When Hasmukh Shah was growing up in dusty Bajana, Gujarat, little did he know that he would one day walk the corridors of power and dine with kings as a key member of the Indian Prime Minister’s Office (PMO) for three different prime ministers.
Life in Bajana moved at a slow, easy pace. The town was connected to the rest of the state and country by a road that first went to Viramgam. So any transit to the rest of the country was necessarily via this route too.
Children wandered in and out of public places and their friends’ homes as they pleased. The Nawab of Bajana, or Bapu as he was called, had a fondness for stately cars and maintained a well-tooled garage with skilled workmen. In this personal essay, which Shah possibly wrote in his seventh decade, the writer recaptures his awe and wonder at some of the magic of that garage, its expert technicians, and its drivers.
In British India, Bajana was among the 200+ independent princely states of Gujarat, and the Nawab referenced here was its last ruler before it was merged with Gujarat state after India’s independence.
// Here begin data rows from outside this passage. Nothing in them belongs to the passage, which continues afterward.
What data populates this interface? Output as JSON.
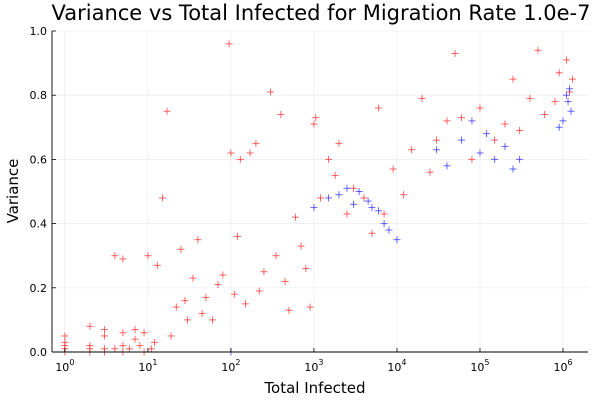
{
  "chart_data": {
    "type": "scatter",
    "title": "Variance vs Total Infected for Migration Rate 1.0e-7",
    "xlabel": "Total Infected",
    "ylabel": "Variance",
    "xscale": "log10",
    "xlim": [
      0.7,
      2000000
    ],
    "ylim": [
      0.0,
      1.0
    ],
    "x_ticks": [
      {
        "value": 1,
        "base": "10",
        "exp": "0"
      },
      {
        "value": 10,
        "base": "10",
        "exp": "1"
      },
      {
        "value": 100,
        "base": "10",
        "exp": "2"
      },
      {
        "value": 1000,
        "base": "10",
        "exp": "3"
      },
      {
        "value": 10000,
        "base": "10",
        "exp": "4"
      },
      {
        "value": 100000,
        "base": "10",
        "exp": "5"
      },
      {
        "value": 1000000,
        "base": "10",
        "exp": "6"
      }
    ],
    "y_ticks": [
      {
        "value": 0.0,
        "label": "0.0"
      },
      {
        "value": 0.2,
        "label": "0.2"
      },
      {
        "value": 0.4,
        "label": "0.4"
      },
      {
        "value": 0.6,
        "label": "0.6"
      },
      {
        "value": 0.8,
        "label": "0.8"
      },
      {
        "value": 1.0,
        "label": "1.0"
      }
    ],
    "grid": true,
    "legend": "none",
    "marker": "cross",
    "series": [
      {
        "color": "#ff3333",
        "values": [
          [
            1,
            0.0
          ],
          [
            1,
            0.01
          ],
          [
            1,
            0.02
          ],
          [
            1,
            0.03
          ],
          [
            1,
            0.05
          ],
          [
            2,
            0.0
          ],
          [
            2,
            0.01
          ],
          [
            2,
            0.02
          ],
          [
            2,
            0.08
          ],
          [
            3,
            0.0
          ],
          [
            3,
            0.01
          ],
          [
            3,
            0.05
          ],
          [
            3,
            0.07
          ],
          [
            4,
            0.01
          ],
          [
            4,
            0.3
          ],
          [
            5,
            0.0
          ],
          [
            5,
            0.02
          ],
          [
            5,
            0.06
          ],
          [
            5,
            0.29
          ],
          [
            6,
            0.01
          ],
          [
            7,
            0.04
          ],
          [
            7,
            0.07
          ],
          [
            8,
            0.02
          ],
          [
            9,
            0.0
          ],
          [
            9,
            0.06
          ],
          [
            10,
            0.3
          ],
          [
            11,
            0.01
          ],
          [
            12,
            0.03
          ],
          [
            13,
            0.27
          ],
          [
            15,
            0.48
          ],
          [
            17,
            0.75
          ],
          [
            19,
            0.05
          ],
          [
            22,
            0.14
          ],
          [
            25,
            0.32
          ],
          [
            28,
            0.16
          ],
          [
            30,
            0.1
          ],
          [
            35,
            0.23
          ],
          [
            40,
            0.35
          ],
          [
            45,
            0.12
          ],
          [
            50,
            0.17
          ],
          [
            60,
            0.1
          ],
          [
            70,
            0.21
          ],
          [
            80,
            0.24
          ],
          [
            95,
            0.96
          ],
          [
            100,
            0.62
          ],
          [
            110,
            0.18
          ],
          [
            120,
            0.36
          ],
          [
            130,
            0.6
          ],
          [
            150,
            0.15
          ],
          [
            170,
            0.62
          ],
          [
            200,
            0.65
          ],
          [
            220,
            0.19
          ],
          [
            250,
            0.25
          ],
          [
            300,
            0.81
          ],
          [
            350,
            0.3
          ],
          [
            400,
            0.74
          ],
          [
            450,
            0.22
          ],
          [
            500,
            0.13
          ],
          [
            600,
            0.42
          ],
          [
            700,
            0.33
          ],
          [
            800,
            0.26
          ],
          [
            900,
            0.14
          ],
          [
            1000,
            0.71
          ],
          [
            1050,
            0.73
          ],
          [
            1200,
            0.48
          ],
          [
            1500,
            0.6
          ],
          [
            1800,
            0.55
          ],
          [
            2000,
            0.65
          ],
          [
            2500,
            0.43
          ],
          [
            3000,
            0.51
          ],
          [
            4000,
            0.48
          ],
          [
            5000,
            0.37
          ],
          [
            6000,
            0.76
          ],
          [
            7000,
            0.43
          ],
          [
            9000,
            0.57
          ],
          [
            12000,
            0.49
          ],
          [
            15000,
            0.63
          ],
          [
            20000,
            0.79
          ],
          [
            25000,
            0.56
          ],
          [
            30000,
            0.66
          ],
          [
            40000,
            0.72
          ],
          [
            50000,
            0.93
          ],
          [
            60000,
            0.73
          ],
          [
            80000,
            0.6
          ],
          [
            100000,
            0.76
          ],
          [
            150000,
            0.66
          ],
          [
            200000,
            0.71
          ],
          [
            250000,
            0.85
          ],
          [
            300000,
            0.69
          ],
          [
            400000,
            0.79
          ],
          [
            500000,
            0.94
          ],
          [
            600000,
            0.74
          ],
          [
            800000,
            0.78
          ],
          [
            900000,
            0.87
          ],
          [
            1100000,
            0.91
          ],
          [
            1200000,
            0.81
          ],
          [
            1300000,
            0.85
          ]
        ]
      },
      {
        "color": "#3333ff",
        "values": [
          [
            100,
            0.0
          ],
          [
            1000,
            0.45
          ],
          [
            1500,
            0.48
          ],
          [
            2000,
            0.49
          ],
          [
            2500,
            0.51
          ],
          [
            3000,
            0.46
          ],
          [
            3500,
            0.5
          ],
          [
            4500,
            0.47
          ],
          [
            5000,
            0.45
          ],
          [
            6000,
            0.44
          ],
          [
            7000,
            0.4
          ],
          [
            8000,
            0.38
          ],
          [
            10000,
            0.35
          ],
          [
            30000,
            0.63
          ],
          [
            40000,
            0.58
          ],
          [
            60000,
            0.66
          ],
          [
            80000,
            0.72
          ],
          [
            100000,
            0.62
          ],
          [
            120000,
            0.68
          ],
          [
            150000,
            0.6
          ],
          [
            200000,
            0.64
          ],
          [
            250000,
            0.57
          ],
          [
            300000,
            0.6
          ],
          [
            900000,
            0.7
          ],
          [
            1000000,
            0.72
          ],
          [
            1100000,
            0.8
          ],
          [
            1150000,
            0.78
          ],
          [
            1200000,
            0.82
          ],
          [
            1250000,
            0.75
          ]
        ]
      }
    ]
  }
}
Today, Bajana is a popular tourism hub known for the camps that arrange safaris to the famous wildlife sanctuary in the Little Rann of Kutch.
Beyond the dispensary was a garage. It contained thirty-eight cars: Rolls-Royce, Daimler, Chevrolet, Hillman, MG, Oldsmobile, Buick, you name it.
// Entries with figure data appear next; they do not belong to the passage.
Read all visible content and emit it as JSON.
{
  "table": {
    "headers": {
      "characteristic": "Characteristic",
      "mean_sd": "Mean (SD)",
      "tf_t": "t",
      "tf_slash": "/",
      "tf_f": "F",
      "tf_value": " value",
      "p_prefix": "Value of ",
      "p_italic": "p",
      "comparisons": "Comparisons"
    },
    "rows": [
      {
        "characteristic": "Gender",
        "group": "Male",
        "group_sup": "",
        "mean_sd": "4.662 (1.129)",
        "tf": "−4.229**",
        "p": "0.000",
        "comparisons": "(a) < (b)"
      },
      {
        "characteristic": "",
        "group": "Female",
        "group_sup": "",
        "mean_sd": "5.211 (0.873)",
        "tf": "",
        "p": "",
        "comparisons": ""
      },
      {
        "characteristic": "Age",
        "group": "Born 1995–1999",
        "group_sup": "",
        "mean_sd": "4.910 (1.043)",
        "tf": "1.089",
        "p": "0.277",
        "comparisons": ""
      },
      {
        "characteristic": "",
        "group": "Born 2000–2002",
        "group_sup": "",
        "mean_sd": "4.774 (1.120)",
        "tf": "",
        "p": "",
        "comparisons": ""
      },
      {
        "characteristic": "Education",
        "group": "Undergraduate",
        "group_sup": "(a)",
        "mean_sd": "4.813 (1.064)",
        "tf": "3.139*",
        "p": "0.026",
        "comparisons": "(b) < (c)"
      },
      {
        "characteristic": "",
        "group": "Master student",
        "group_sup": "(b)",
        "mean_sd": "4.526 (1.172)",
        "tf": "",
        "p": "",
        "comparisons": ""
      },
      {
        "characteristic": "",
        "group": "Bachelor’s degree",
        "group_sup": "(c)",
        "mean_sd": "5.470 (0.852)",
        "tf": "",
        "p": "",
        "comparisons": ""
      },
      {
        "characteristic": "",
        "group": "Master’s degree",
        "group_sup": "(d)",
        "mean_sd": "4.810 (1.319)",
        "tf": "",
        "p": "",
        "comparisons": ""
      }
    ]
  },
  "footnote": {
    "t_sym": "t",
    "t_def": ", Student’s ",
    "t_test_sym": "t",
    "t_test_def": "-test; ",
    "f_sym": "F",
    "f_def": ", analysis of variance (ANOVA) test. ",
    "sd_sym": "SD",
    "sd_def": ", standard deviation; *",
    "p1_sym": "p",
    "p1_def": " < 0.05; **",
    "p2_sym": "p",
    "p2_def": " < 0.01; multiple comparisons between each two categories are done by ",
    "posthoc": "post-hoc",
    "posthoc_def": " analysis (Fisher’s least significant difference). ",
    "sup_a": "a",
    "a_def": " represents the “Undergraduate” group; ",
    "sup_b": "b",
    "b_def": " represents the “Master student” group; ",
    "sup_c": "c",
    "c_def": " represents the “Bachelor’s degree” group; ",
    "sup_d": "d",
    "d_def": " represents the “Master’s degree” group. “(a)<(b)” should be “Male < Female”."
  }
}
An interior town, Bajana had no facility to maintain these cars. Everything—petrol, engine oil, grease—that was required for any of the thirty-eight cars had to be bought and brought from either Wadhwan Camp or Viramgam and stored in the garage. Since there was no technology for cooling car engines in those days, these cars heated up soon. Cans filled with water had to be carried for any long-distance travel. Since there was no petrol pump, petrol carboys, too, had to be kept on hand. No car was ever sent for repair anywhere else. Most of the spare parts were available in Wadhwan Camp, but sometimes they had to be bought from either Ahmedabad or Mumbai.
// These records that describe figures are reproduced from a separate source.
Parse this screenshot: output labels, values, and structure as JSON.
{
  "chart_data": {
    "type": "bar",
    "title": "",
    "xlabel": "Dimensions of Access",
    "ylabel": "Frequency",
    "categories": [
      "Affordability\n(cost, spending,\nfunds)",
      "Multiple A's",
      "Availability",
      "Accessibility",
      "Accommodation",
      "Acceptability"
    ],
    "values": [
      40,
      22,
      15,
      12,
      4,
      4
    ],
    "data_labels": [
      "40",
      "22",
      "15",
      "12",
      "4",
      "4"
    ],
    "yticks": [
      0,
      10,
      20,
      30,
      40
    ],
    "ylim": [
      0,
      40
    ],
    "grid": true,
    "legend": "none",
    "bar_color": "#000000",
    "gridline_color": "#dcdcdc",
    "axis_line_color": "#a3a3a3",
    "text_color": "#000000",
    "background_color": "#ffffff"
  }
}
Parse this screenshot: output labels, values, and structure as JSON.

Repairing these cars was Rahemat Khan’s dominion. He was an expert at repairing broken engines and was usually found standing against a car with an open bonnet. All the drivers knew how to repair cars. There were five other drivers—Gulab Khan, who always wore a turban; short and stout Gandalal and Vaghji; Hebat Khan and Rano alias Raniyo—and a cleaner Shantilal, who lived in the garage.
A legend widely believed in Bajana was that there was no car Rahemat Khan could not repair. He was not only the garage superintendent, but also chauffeur to Bapu, the only person to use these cars most of the time. And use them like no one else could! On dirt roads or tarred roads, Bapu would never permit a car to be driven at a sedate pace, and this would wear it down more than usual. Sometimes my father would use one of these cars when he went to the villages for inspection. Since there were more cars in the garage than one person could use at a time, and all of these were used in rotation, it was difficult to experience an engine failure. There was always time to repair one or another, and that seems to have added to the Khan legend.
I was allowed to roam around in the garage as I wished, and I would watch the mechanic as he worked, raising the car higher on a jack. Playing hide and seek was most enjoyable in the garage, but I was not allowed to sit in any of the cars, lest the seats got dirty, though I was permitted to stand on the footboard. Rahemat Khan kept a sharp eye out for any infringement. When he would wash a car and polish it to a shine, I could not unglue my gaze. I also remember the red numbers on each license plate.
Another thing that drew me to the garage then was the frequent flat tire repairs. It was not very unusual to get a flat tire on those roads in those days, and the process to mend a tire so interested me that I would even play the mechanic’s assistant.
Repairing a flat tire requires the concentration of a devotee. The procedure is fun to watch: the mechanic would remove the wheel cap; unscrew the bolts and place them carefully in the cap; remove the punctured tube from the tire; fill it up with air using his mouth; and dip it into water to spot bubbles and locate the puncture. At times there could be more than one puncture. Once the number and location of the punctures was decided, the mechanic would cut a piece from an old tube, file its surface, and apply a solution before fixing it on each puncture. That done, he would deflate the tube and insert a nozzle in its hole, and refit the whole assembly back in its place. Now the most exhausting work followed: inflating the tire manually using the pump. The pump consisted of a metal casing, a rubber pipe, and a handle inside the metal casing which was to be pushed down and pulled up repeatedly till the required pressure was created inside the tube. Since there was no gauge to measure the exact pressure, this was educated guesswork.
Tall, thin, and dark, Rahemat Khan wore Bapu’s hand-me-downs with a flair; Chiku Merai would have these refitted for him. The garage was his kingdom and he was the king. These stylish clothes and a cigarette askew always impressed me. I was also of an age when one can be easily impressed.